What Size BC Wing Should I Buy?

When diving, your wing needs only enough lift to compensate for the weight of your breathing gas plus the compression of your exposure suit at depth. Those using suits which don't compress much, such as dive skins or drysuits made of trilaminate or crushed neoprene, will also want some extra lift in order to be able to float comfortably on the surface. And of course the whole rig needs to float by itself if you doff it at the surface.

The wing is used to control buoyancy throughout the dive; a drysuit (if worn) should only be inflated enough to keep warm. At the beginning of the dive add enough gas to the wing to offset the weight of breathing gas in your tank; as you breathe the tank down, gradually vent small amounts of gas from the wing to stay neutral. At the end of the dive, when you are at 3 meters, if your tank is nearly empty there should be little or no gas left in the wing.

Buying more lift than you need offers no advantages and may cause other problems. Larger wings tend to cause more drag underwater and it can be more difficult to dump gas while ascending.

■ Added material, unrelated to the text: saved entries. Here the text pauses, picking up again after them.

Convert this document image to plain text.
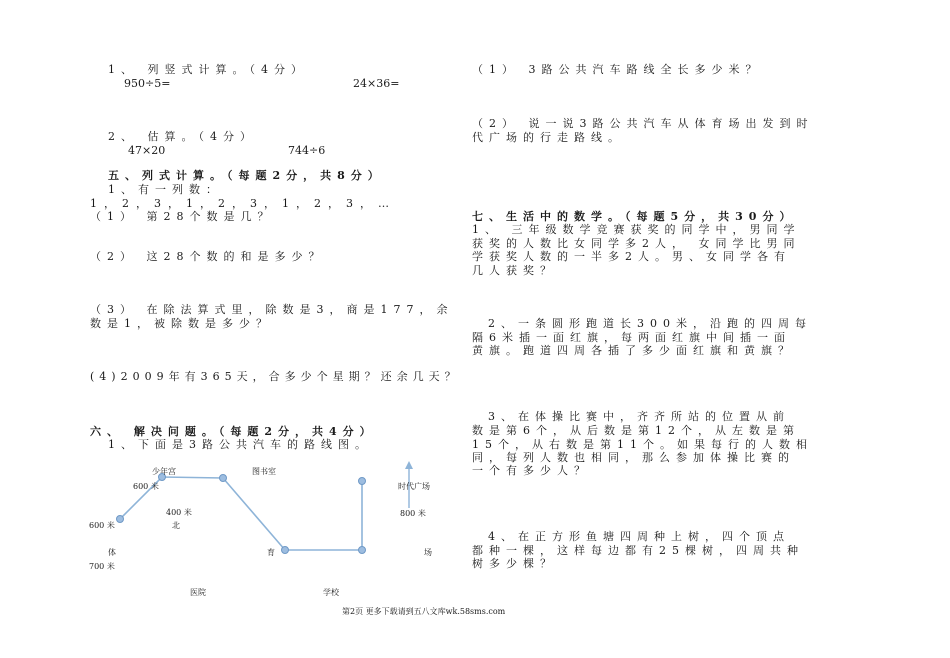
1、 列竖式计算。（4分）
950÷5=	24×36=
2、 估算。（4分）
47×20	744÷6
五、列式计算。（每题2分，共8分）
1、有一列数：
1，2，3，1，2，3，1，2，3，…
（1） 第28个数是几？
（2） 这28个数的和是多少？
（3） 在除法算式里，除数是3，商是177，余
数是1，被除数是多少？
(4)2009年有365天，合多少个星期？还余几天？
六、 解决问题。（每题2分，共4分）
1、下面是3路公共汽车的路线图。
少年宫	图书室
时代广场
600 米
400 米
北
600 米
800 米
体	育	场
700 米
医院	学校
（1） 3路公共汽车路线全长多少米？
（2） 说一说3路公共汽车从体育场出发到时
代广场的行走路线。
七、生活中的数学。（每题5分，共30分）
1、 三年级数学竞赛获奖的同学中，男同学
获奖的人数比女同学多2人， 女同学比男同
学获奖人数的一半多2人。男、女同学各有
几人获奖？
2、一条圆形跑道长300米，沿跑的四周每
隔6米插一面红旗，每两面红旗中间插一面
黄旗。跑道四周各插了多少面红旗和黄旗？
3、在体操比赛中，齐齐所站的位置从前
数是第6个，从后数是第12个，从左数是第
15个，从右数是第11个。如果每行的人数相
同，每列人数也相同，那么参加体操比赛的
一个有多少人？
4、在正方形鱼塘四周种上树，四个顶点
都种一棵，这样每边都有25棵树，四周共种
树多少棵？
第2页 更多下载请到五八文库wk.58sms.com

Additionally, some divers with high capacity wings tend to overweight themselves and then try to compensate by adding a lot of gas to the wing; this makes buoyancy control difficult due to dynamic instability and creates a dangerous situation if the wing fails. Additionally some manufacturers which create large capacity wings put on bungie straps to keep these large wings from going all over the place.

Those who use integrated weights, such as the Halcyon ACB weights or various types of tank weights, may need a little extra lift. For example, if you have a single steel tank, steel back plate, canister light, argon system, and 7 kg of integrated weight then 16 kg lift is probably not enough to keep the rig from sinking if you doff it at the surface. The Halcyon single tank Pioneer wings have a unique expanding panel feature that allows the higher capacity models to have no more drag than the 12 kg lift model. Another solution is to just use a standard weight belt and avoid the problems associated with integrated weights.

Finally it should be noted that actual lift is not always equal to the rated lift. Often there are portions of the wing that are "pinched off" when a rig is fully assembled which will reduce its effective lift capacity. Therefore it is strongly recommended to either test a wing with your gear, or ask for references from people that have similar gear configurations before making a final decision.

Let's consider a few practical examples.

  1. Single aluminum Luxfer S80 (11,1l), two-piece 6.5mm wet suit:
    The breathing gas weighs 2 kg or less, and the wet suit could lose up to 11 kg of lift due to compression if you go deep enough. So a 14 kg wing should be adequate. Note that the 14 kg should be sufficient to float the rig at the surface, unless there is significant weight worn integrated with the BP/harness.
  2. Single aluminum Luxfer S80 (11,1l), tropical dive skin:
    The breathing gas weighs 2kg or less, and we would like another 4 kg for surface flotation, so any wing over 7 kg is enough. Note again that 7 kg should be sufficient unless there is significant integrated weight (which is unlikely with a dive skin).
  3. Single low pressure steel 12 l, trilaminate drysuit:
    The breathing gas weighs 3 kg or less, we would like at least 4 kg for surface flotation (more for rough conditions), and drysuit divers often carry a little extra weight for warmth. Then we must consider that a steel 12l is at least -1 kg negative (some makes are more negative), a steel backplate is -3 kg and the canister light is usually at least -1 kg. A 12 kg wing might be sufficient for this configuration and some divers have successfully used a 12 kg with this configuration. However more divers opt for having a little more margin and choose the 16 kg wing, which should be more than sufficient for most applications. If significant amounts of integrated weights and/or non-ditchable weights are used a 20 kg wing may be more appropriate.

    Single wing 15 kg
  4. Double low pressure steel 2x12 l, two aluminum S40 (5,7 l) stage tanks, trilaminate drysuit:
    The breathing gas could weigh up to 12 kg (although probably less due to using helium mixes). For the sort of dive where this equipment configuration would typically be used we want to be able to maintain neutral buoyancy without dropping any weights even if the drysuit completely floods (loses all of its lift). Most divers find that a wing in the 25 kg range works well.

    Wing Halcyon Explorer 55 (25 kg)

We don't need extra wing lift to bring up a heavy object from the bottom; this is dangerous since if you drop the object the extra gas in your wing will send you rocketing toward the surface. It is safer to use a lift bag instead.

Although it is possible to use a double tank wing with a single tank and adapter this can cause a lot of drag and gas trapping and is not a recommended practice. Always use the correct gear for the dive.